Abolish Ice? Maybe Someday, but Congress can Rein it in Right Now
- David Dettman
- Feb 19
- 2 min read

The fatal shootings of Renée Good and Alex Pretti in Minneapolis and the political firestorm that followed have moved calls to abolish Immigration and Customs Enforcement (ICE) into the center of congressional debate. The shootings and continuous abuse of authority have triggered a legislative confrontation over ICE’s tactics and accountability. Senate Democrats announced they would oppose funding the Department of Homeland Security unless Congress imposed meaningful restrictions on ICE’s authority, arguing that recent enforcement actions raised profound questions about public trust. Democrats in both chambers have threatened to block ICE funding entirely without enforceable reforms, raising the stakes to include the possibility of a broader Department of Homeland Security funding lapse. Abolition may remain a distant political objective, but the present funding fight demonstrates that the Congress already has the tools to rein in ICE today, if it chooses to use them.
This moment is fundamentally about Congress reclaiming its constitutional authority. Article I of the Constitution gives Congress exclusive power over federal spending. ICE exists because Congress created it through statute and continues to fund it through annual appropriations. The agency’s operational capacity, its personnel, detention centers, and enforcement infrastructure depend on legislation, such as the Department of Homeland Security Appropriations Act.
In recent weeks, Senate Democrats have refused to advance a DHS funding bill without enforceable limits on ICE operations, including stronger accountability standards and clearer identification requirements for agents. These demands reflect a crucial strategic shift from debating immigration policy in the abstract to the use of funding leverage to force institutional reform. The funding standoff has already had tangible consequences. Negotiations over DHS appropriations stalled amid Democratic demands to impose conditions on ICE funding, highlighting how deeply enforcement accountability has become intertwined with federal budgeting.

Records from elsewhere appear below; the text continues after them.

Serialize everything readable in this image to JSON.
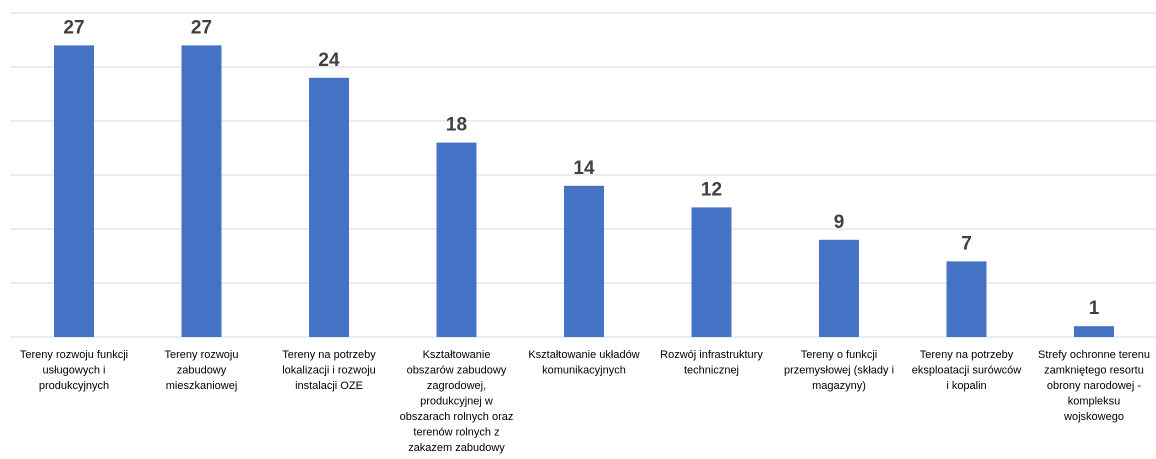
{
  "chart_data": {
    "type": "bar",
    "categories": [
      [
        "Tereny rozwoju funkcji",
        "usługowych i",
        "produkcyjnych"
      ],
      [
        "Tereny rozwoju",
        "zabudowy",
        "mieszkaniowej"
      ],
      [
        "Tereny na potrzeby",
        "lokalizacji i rozwoju",
        "instalacji OZE"
      ],
      [
        "Kształtowanie",
        "obszarów zabudowy",
        "zagrodowej,",
        "produkcyjnej w",
        "obszarach rolnych oraz",
        "terenów rolnych z",
        "zakazem zabudowy"
      ],
      [
        "Kształtowanie układów",
        "komunikacyjnych"
      ],
      [
        "Rozwój infrastruktury",
        "technicznej"
      ],
      [
        "Tereny o funkcji",
        "przemysłowej (składy i",
        "magazyny)"
      ],
      [
        "Tereny na potrzeby",
        "eksploatacji surówców",
        "i kopalin"
      ],
      [
        "Strefy ochronne terenu",
        "zamkniętego resortu",
        "obrony narodowej -",
        "kompleksu",
        "wojskowego"
      ]
    ],
    "values": [
      27,
      27,
      24,
      18,
      14,
      12,
      9,
      7,
      1
    ],
    "ylim": [
      0,
      30
    ],
    "grid": true,
    "bar_color": "#4472c4",
    "title": "",
    "xlabel": "",
    "ylabel": ""
  }
}
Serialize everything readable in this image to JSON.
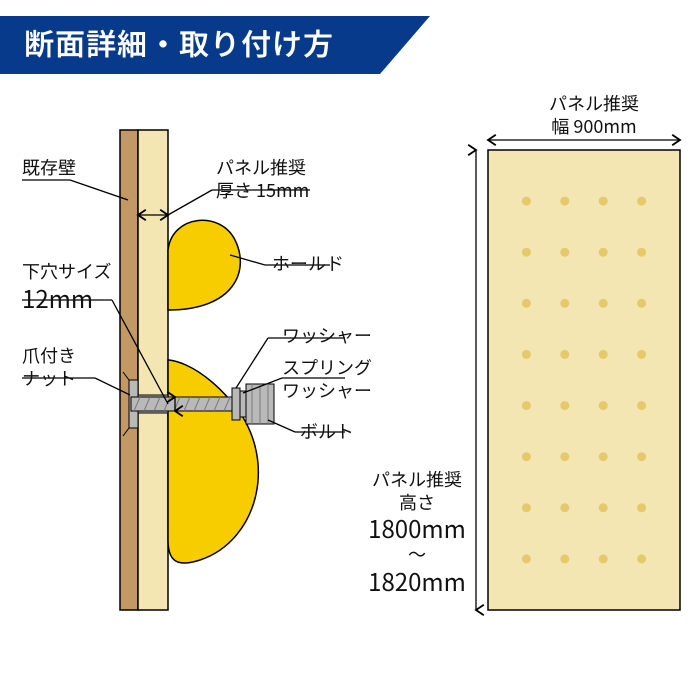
{
  "title": "断面詳細・取り付け方",
  "colors": {
    "title_bg": "#083a8c",
    "wall_brown": "#c29965",
    "panel_cream": "#f3e6b3",
    "hold_yellow": "#f8cd00",
    "bolt_gray": "#b9b9b9",
    "bolt_dark": "#7a7a7a",
    "line": "#000000",
    "dot": "#e6c96a",
    "white": "#ffffff"
  },
  "left": {
    "existing_wall": "既存壁",
    "panel_thickness_l1": "パネル推奨",
    "panel_thickness_l2": "厚さ 15mm",
    "pilot_hole_l1": "下穴サイズ",
    "pilot_hole_l2": "12mm",
    "hold": "ホールド",
    "washer": "ワッシャー",
    "spring_washer_l1": "スプリング",
    "spring_washer_l2": "ワッシャー",
    "bolt": "ボルト",
    "tnut_l1": "爪付き",
    "tnut_l2": "ナット"
  },
  "right": {
    "width_l1": "パネル推奨",
    "width_l2": "幅 900mm",
    "height_l1": "パネル推奨",
    "height_l2": "高さ",
    "height_l3": "1800mm",
    "height_l4": "〜",
    "height_l5": "1820mm",
    "panel": {
      "cols": 4,
      "rows": 8
    }
  }
}
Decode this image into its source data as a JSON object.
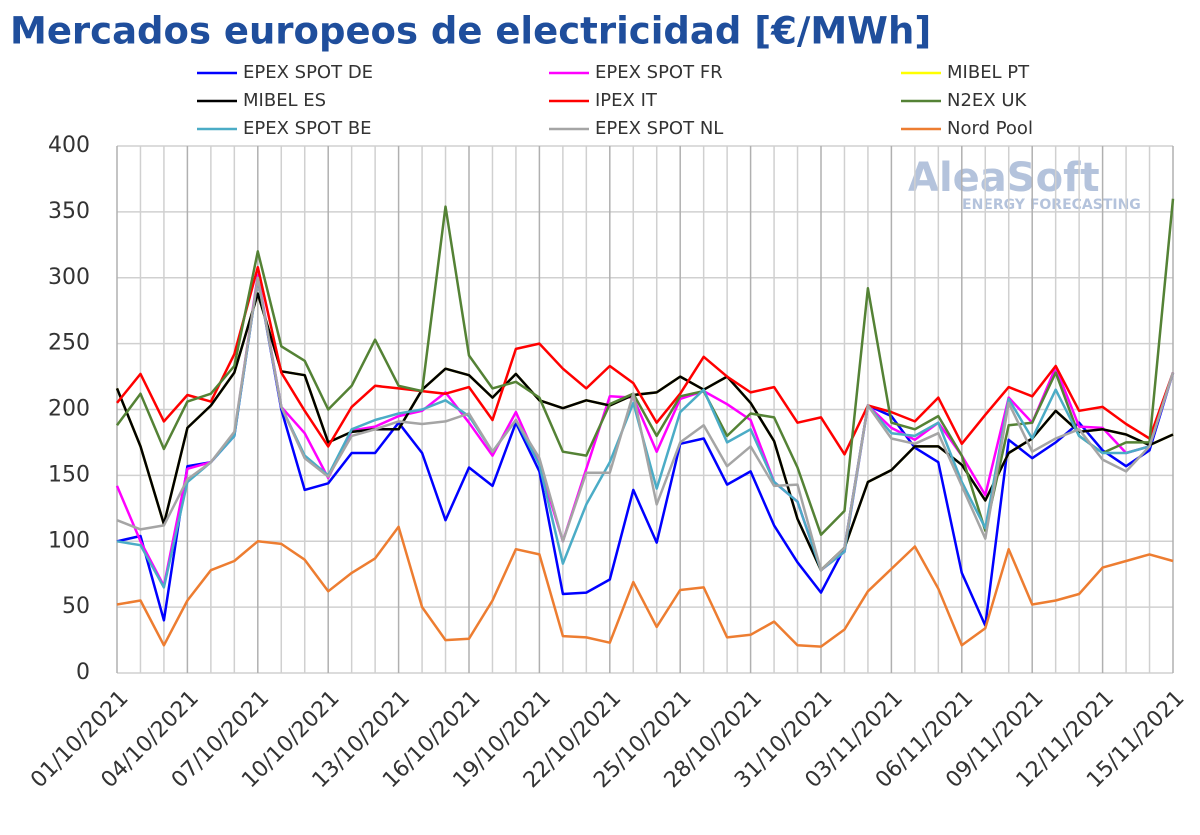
{
  "chart_data": {
    "type": "line",
    "title": "Mercados europeos de electricidad [€/MWh]",
    "watermark": "AleaSoft",
    "watermark_subtitle": "ENERGY FORECASTING",
    "categories": [
      "01/10/2021",
      null,
      null,
      "04/10/2021",
      null,
      null,
      "07/10/2021",
      null,
      null,
      "10/10/2021",
      null,
      null,
      "13/10/2021",
      null,
      null,
      "16/10/2021",
      null,
      null,
      "19/10/2021",
      null,
      null,
      "22/10/2021",
      null,
      null,
      "25/10/2021",
      null,
      null,
      "28/10/2021",
      null,
      null,
      "31/10/2021",
      null,
      null,
      "03/11/2021",
      null,
      null,
      "06/11/2021",
      null,
      null,
      "09/11/2021",
      null,
      null,
      "12/11/2021",
      null,
      null,
      "15/11/2021"
    ],
    "ylim": [
      0,
      400
    ],
    "yticks": [
      0,
      50,
      100,
      150,
      200,
      250,
      300,
      350,
      400
    ],
    "grid": true,
    "series": [
      {
        "name": "EPEX SPOT DE",
        "color": "#0000ff",
        "values": [
          100,
          104,
          40,
          157,
          160,
          180,
          300,
          200,
          139,
          144,
          167,
          167,
          190,
          167,
          116,
          156,
          142,
          190,
          153,
          60,
          61,
          71,
          139,
          99,
          174,
          178,
          143,
          153,
          112,
          84,
          61,
          95,
          203,
          195,
          171,
          160,
          76,
          36,
          177,
          163,
          175,
          190,
          169,
          157,
          169,
          228
        ]
      },
      {
        "name": "EPEX SPOT FR",
        "color": "#ff00ff",
        "values": [
          142,
          100,
          66,
          155,
          160,
          181,
          302,
          202,
          182,
          148,
          184,
          187,
          195,
          199,
          213,
          190,
          165,
          198,
          158,
          100,
          155,
          210,
          209,
          168,
          208,
          214,
          204,
          192,
          145,
          130,
          78,
          92,
          203,
          186,
          177,
          190,
          165,
          135,
          209,
          190,
          232,
          187,
          186,
          167,
          172,
          228
        ]
      },
      {
        "name": "MIBEL PT",
        "color": "#ffff00",
        "values": [
          216,
          172,
          113,
          186,
          203,
          228,
          288,
          229,
          226,
          175,
          183,
          185,
          185,
          215,
          231,
          226,
          209,
          227,
          207,
          201,
          207,
          203,
          211,
          213,
          225,
          215,
          225,
          205,
          176,
          117,
          78,
          95,
          145,
          154,
          172,
          172,
          158,
          131,
          167,
          178,
          199,
          183,
          185,
          181,
          173,
          181
        ]
      },
      {
        "name": "MIBEL ES",
        "color": "#000000",
        "values": [
          216,
          172,
          113,
          186,
          203,
          228,
          288,
          229,
          226,
          175,
          183,
          185,
          185,
          215,
          231,
          226,
          209,
          227,
          207,
          201,
          207,
          203,
          211,
          213,
          225,
          215,
          225,
          205,
          176,
          117,
          78,
          95,
          145,
          154,
          172,
          172,
          158,
          131,
          167,
          178,
          199,
          183,
          185,
          181,
          173,
          181
        ]
      },
      {
        "name": "IPEX IT",
        "color": "#ff0000",
        "values": [
          205,
          227,
          191,
          211,
          206,
          242,
          308,
          228,
          199,
          172,
          202,
          218,
          216,
          214,
          212,
          217,
          192,
          246,
          250,
          231,
          216,
          233,
          220,
          190,
          212,
          240,
          225,
          213,
          217,
          190,
          194,
          166,
          203,
          198,
          191,
          209,
          174,
          196,
          217,
          210,
          233,
          199,
          202,
          189,
          178,
          228
        ]
      },
      {
        "name": "N2EX UK",
        "color": "#548235",
        "values": [
          188,
          212,
          170,
          206,
          212,
          233,
          320,
          248,
          237,
          200,
          218,
          253,
          218,
          214,
          354,
          241,
          216,
          221,
          209,
          168,
          165,
          204,
          212,
          180,
          210,
          214,
          180,
          197,
          194,
          156,
          105,
          123,
          292,
          190,
          185,
          195,
          165,
          108,
          188,
          190,
          228,
          180,
          167,
          175,
          175,
          360
        ]
      },
      {
        "name": "EPEX SPOT BE",
        "color": "#4bacc6",
        "values": [
          100,
          97,
          65,
          145,
          160,
          180,
          300,
          202,
          165,
          150,
          185,
          192,
          197,
          200,
          207,
          195,
          168,
          192,
          158,
          83,
          128,
          160,
          205,
          140,
          198,
          215,
          175,
          185,
          145,
          130,
          78,
          92,
          203,
          182,
          180,
          190,
          145,
          110,
          208,
          178,
          215,
          180,
          167,
          167,
          172,
          228
        ]
      },
      {
        "name": "EPEX SPOT NL",
        "color": "#a5a5a5",
        "values": [
          116,
          109,
          112,
          147,
          160,
          183,
          300,
          202,
          163,
          149,
          180,
          185,
          191,
          189,
          191,
          197,
          168,
          192,
          163,
          100,
          152,
          152,
          212,
          128,
          175,
          188,
          157,
          172,
          142,
          143,
          78,
          95,
          203,
          178,
          174,
          182,
          142,
          102,
          205,
          168,
          178,
          185,
          162,
          153,
          172,
          228
        ]
      },
      {
        "name": "Nord Pool",
        "color": "#ed7d31",
        "values": [
          52,
          55,
          21,
          55,
          78,
          85,
          100,
          98,
          86,
          62,
          76,
          87,
          111,
          50,
          25,
          26,
          55,
          94,
          90,
          28,
          27,
          23,
          69,
          35,
          63,
          65,
          27,
          29,
          39,
          21,
          20,
          33,
          62,
          79,
          96,
          64,
          21,
          34,
          94,
          52,
          55,
          60,
          80,
          85,
          90,
          85
        ]
      }
    ]
  }
}
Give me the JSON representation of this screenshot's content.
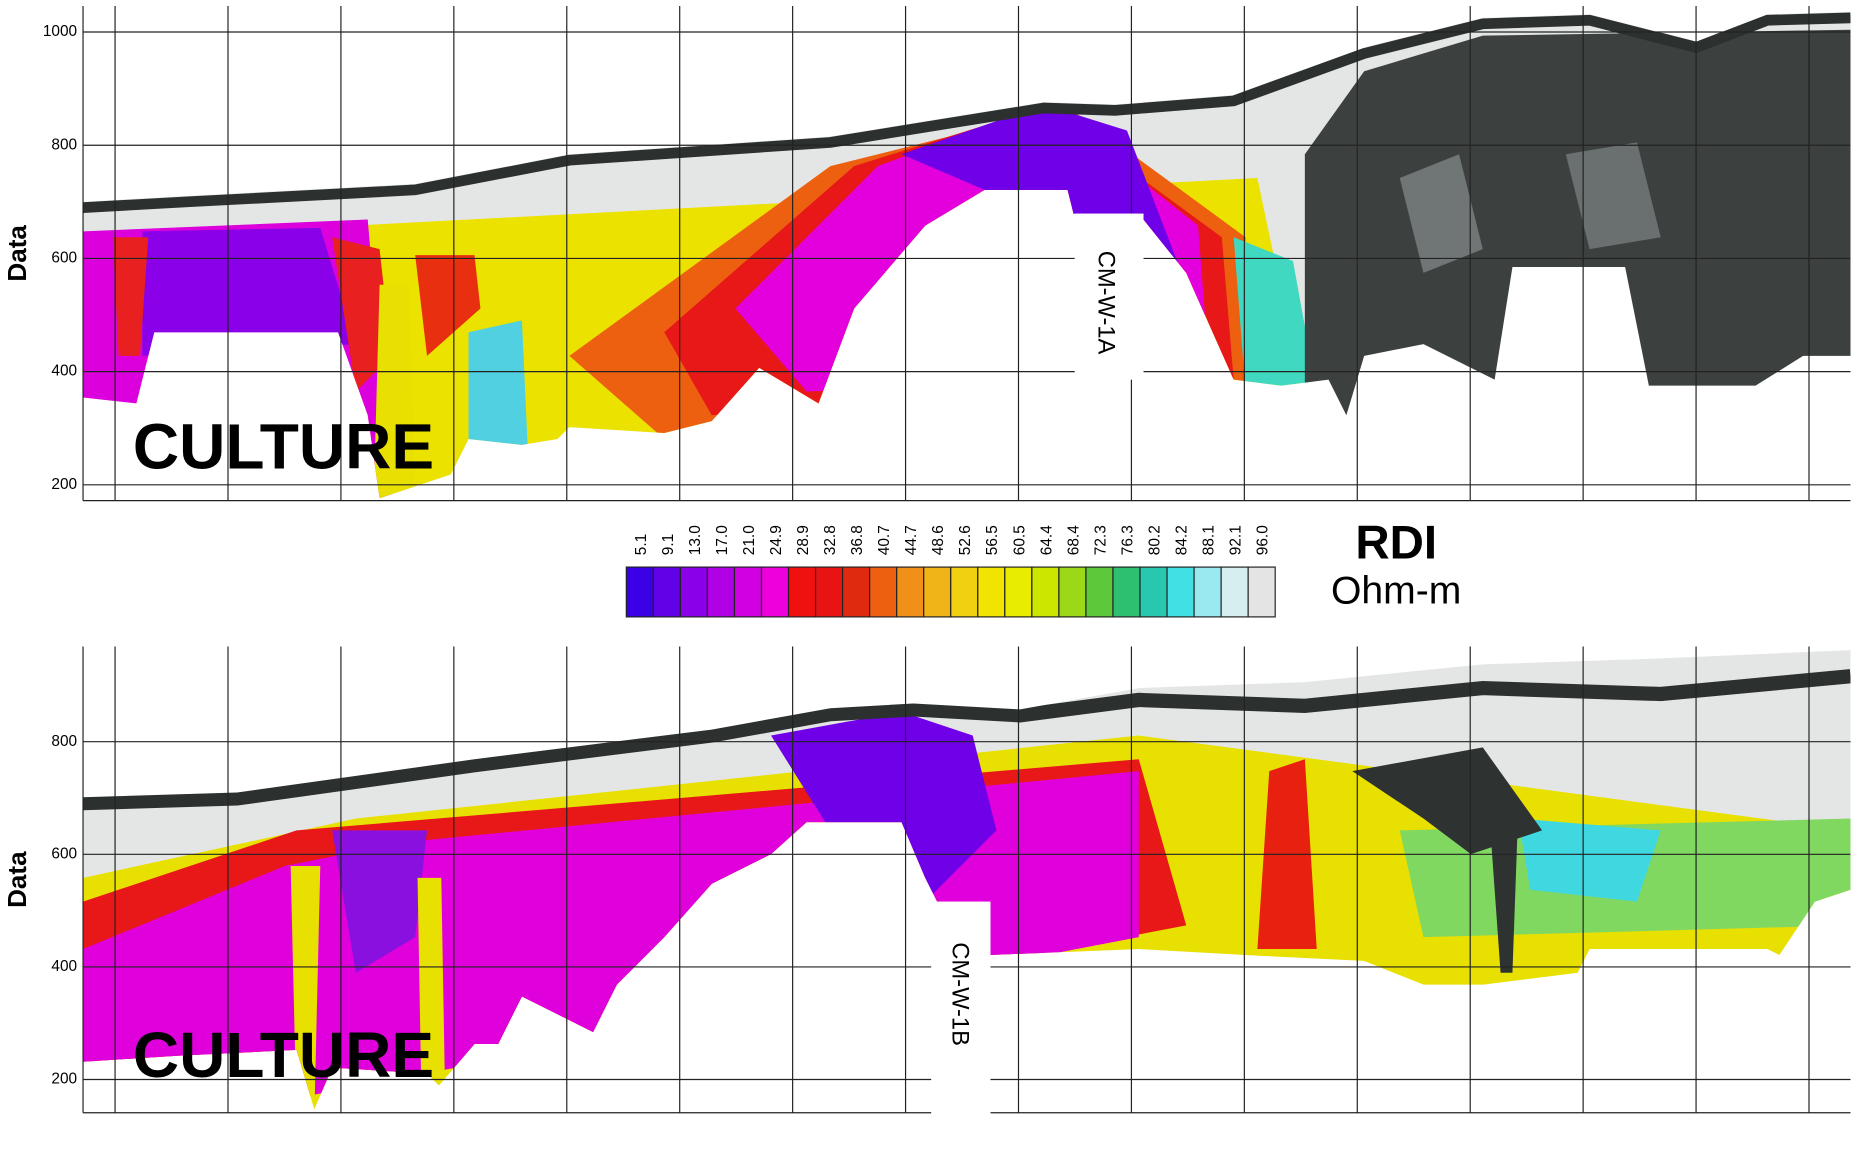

Immigration enforcement authority flows from statutes Congress wrote and from funds Congress appropriates. Congress can amend these statutes to clarify enforcement priorities, impose reporting requirements, and require independent investigations of agent-involved shootings. It can mandate comprehensive disclosure of use-of-force incidents and detention conditions. It can impose statutory conditions on how appropriated funds may be used, including requiring body cameras and strengthening civil rights protections.
Congress also possesses extensive oversight authority. Through its investigative powers, Congress can hold hearings, issue subpoenas, and require testimony from federal officials. Independent oversight mechanisms, such as the Department of Homeland Security Office of Inspector General and the Government Accountability Office, exist specifically to support congressional oversight and ensure that federal agencies operate within statutory and constitutional limits. These tools are foundational to democratic governance.
The current funding fight illustrates that congressional authority over ICE is not theoretical. Lawmakers are using appropriations negotiations to shape enforcement policy, impose accountability measures, and redefine the operational boundaries of federal immigration enforcement. Appropriations decisions are among the most powerful policy tools Congress possesses, and Democrats are right to use this moment to rein in ICE.
Congress created ICE. Congress funds ICE. And Congress has both the constitutional authority and institutional responsibility to ensure that immigration enforcement operates under the rule of law. The current funding confrontation has made one fact unmistakably clear: if ICE continues to operate without meaningful reform, it will be because Congress chose not to use its constitutional authoriy to protect due process and the rule of law.